Thursday, July 7, 2016

Anecdotes from Seattle public transit II

A white guy, scruffy goatee, boarded in a hoodie, on his cell phone, voice loud. Sun-baked so that you wouldn't know 23 from 48.

"Listen, listen. I need the money, what do you want me to do? [...] No, you're an asshole, fuck you, you never listen. [...] Ok, but I'll come over and work. Why would you say that? I did it right the first time. [...] Why are you such an asshole? No, you're the asshole. [...]" He was so abusive to the person on the other end, the person he needed money from. There was a lot more, but I've happily blocked it out already. I could feel and see - in shoulders and posture and eye contact - everyone else on the bus slowly tense as this guy went on and on.

Then some white ladies boarded a few stops later, one of the social service stops at 3rd and Virginia. Woman #1 in a wheelchair wafting alcohol sweat so strong that I could smell it at the back of the bus. Bus driver, "Is that alcohol?" to her bottle. "Water!" "Yeah, sure, ok." Blonde-grey hair stringy and unwashed. Belligerent, badgering the other woman who was trying to wrangle two dogs, into helping her. The bus driver wouldn't take woman #2's fare, and thanked her for helping woman #1 and being so kind.

During the boarding, woman #1 was going on and on about how she was meeting a friend to fill her Orca card up for her, and she just needed to get the courthouse at 5th and James. Getting to the courthouse is a super common theme among the bus-riding belligerents, it's got like a one in three incidence with the out-expressers. She was having trouble moving her wheelchair around and paused in her monologue to yell at the second woman, who was trying to rearrange her dogs and help.

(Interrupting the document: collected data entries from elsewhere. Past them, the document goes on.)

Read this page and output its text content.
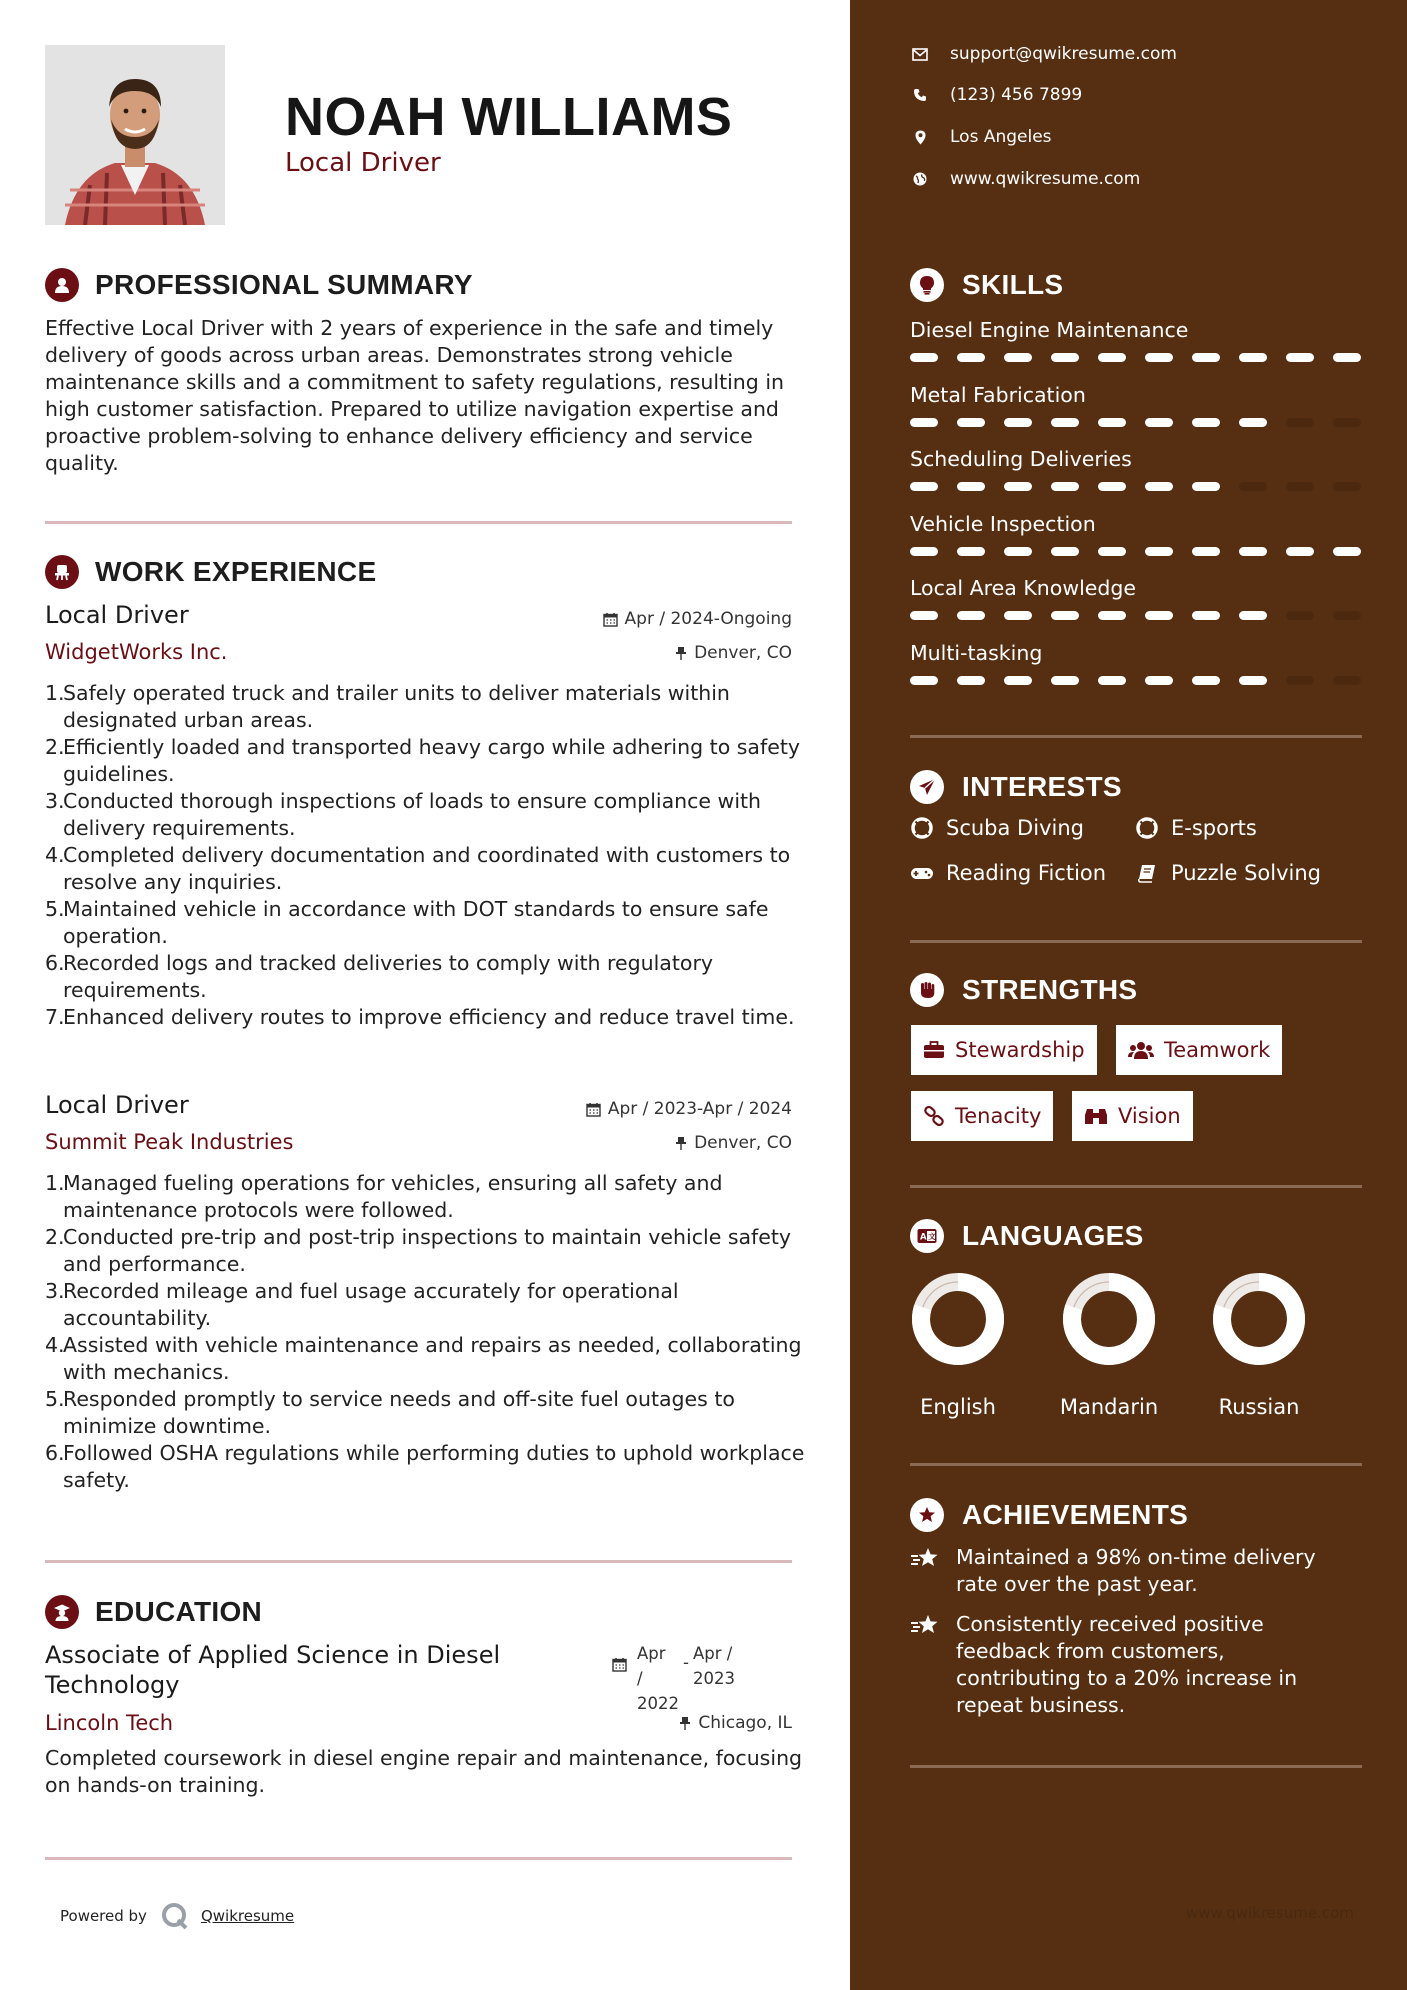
NOAH WILLIAMS
Local Driver
PROFESSIONAL SUMMARY
Effective Local Driver with 2 years of experience in the safe and timely delivery of goods across urban areas. Demonstrates strong vehicle maintenance skills and a commitment to safety regulations, resulting in high customer satisfaction. Prepared to utilize navigation expertise and proactive problem-solving to enhance delivery efficiency and service quality.
WORK EXPERIENCE
Local Driver	Apr / 2024-Ongoing
WidgetWorks Inc.	Denver, CO
1.
Safely operated truck and trailer units to deliver materials within designated urban areas.
2.
Efficiently loaded and transported heavy cargo while adhering to safety guidelines.
3.
Conducted thorough inspections of loads to ensure compliance with delivery requirements.
4.
Completed delivery documentation and coordinated with customers to resolve any inquiries.
5.
Maintained vehicle in accordance with DOT standards to ensure safe operation.
6.
Recorded logs and tracked deliveries to comply with regulatory requirements.
7.
Enhanced delivery routes to improve efficiency and reduce travel time.
Local Driver	Apr / 2023-Apr / 2024
Summit Peak Industries	Denver, CO
1.
Managed fueling operations for vehicles, ensuring all safety and maintenance protocols were followed.
2.
Conducted pre-trip and post-trip inspections to maintain vehicle safety and performance.
3.
Recorded mileage and fuel usage accurately for operational accountability.
4.
Assisted with vehicle maintenance and repairs as needed, collaborating with mechanics.
5.
Responded promptly to service needs and off-site fuel outages to minimize downtime.
6.
Followed OSHA regulations while performing duties to uphold workplace safety.
EDUCATION
Associate of Applied Science in Diesel Technology
Apr /
2022
- Apr /
2023
Lincoln Tech	Chicago, IL
Completed coursework in diesel engine repair and maintenance, focusing on hands-on training.
Powered by	Qwikresume
support@qwikresume.com
(123) 456 7899
Los Angeles
www.qwikresume.com
SKILLS
Diesel Engine Maintenance
Metal Fabrication
Scheduling Deliveries
Vehicle Inspection
Local Area Knowledge
Multi-tasking
INTERESTS
Scuba Diving	E-sports
Reading Fiction	Puzzle Solving
STRENGTHS
Stewardship	Teamwork
Tenacity	Vision
A 文 LANGUAGES
English	Mandarin	Russian
ACHIEVEMENTS
Maintained a 98% on-time delivery rate over the past year.
Consistently received positive feedback from customers, contributing to a 20% increase in repeat business.
www.qwikresume.com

This caused angry needy cell phone dude to shout, "FUCK! Why isn't anyone helping her?" with a huge sigh. He got up to storm to the front of the bus as woman #2 moved woman #1 into place, while managing both dogs.

Dude backed off and retreated to his seat, middle of the bus, to bitch loudly to anyone who would listen about how long it was taking to get anywhere on the bus. At least he was off the cell phone for the moment.

Woman #2 came to the back with us, and it became clear to everyone that she didn't even know woman #1. She had tears in her eyes and I could see she was angry with herself about that.

Everyone perked up to see the dogs. Several petted Lady, the mournful-eyed basset mix on a leash. Once woman #2 had a minute, the various men nearby started talking to her quietly about dogs. A black guy with long dreads, a gold winged angel pendant, maybe on a cross, I couldn't tell, and such a gentle smile. A mixed race guy with a Vin Diesel voice who had a dog walking service, and had talked to woman #2 on a bus about dogs a few months ago. The black guy sitting next to me in a black leather jacket and shades, who was determined to not interact until Lady asked him politely to please pet her with those impossible-to-deny Basset eyes. I laughed as they all shared stories, in my odd outside-looking-in participating-not-participating kind of way, and the woman would look sideways to me from time to time (it was all men except for us) and give me this bewildered smile. Those little sisterhood moments women constantly share.

Woman #2 gets the King County Bus Passenger Heroine of the Day award, which I just made up. And good on the bus driver, too, for his plethora of small kindnesses and his carefully kept temper as woman #1 talked at him all the way to James.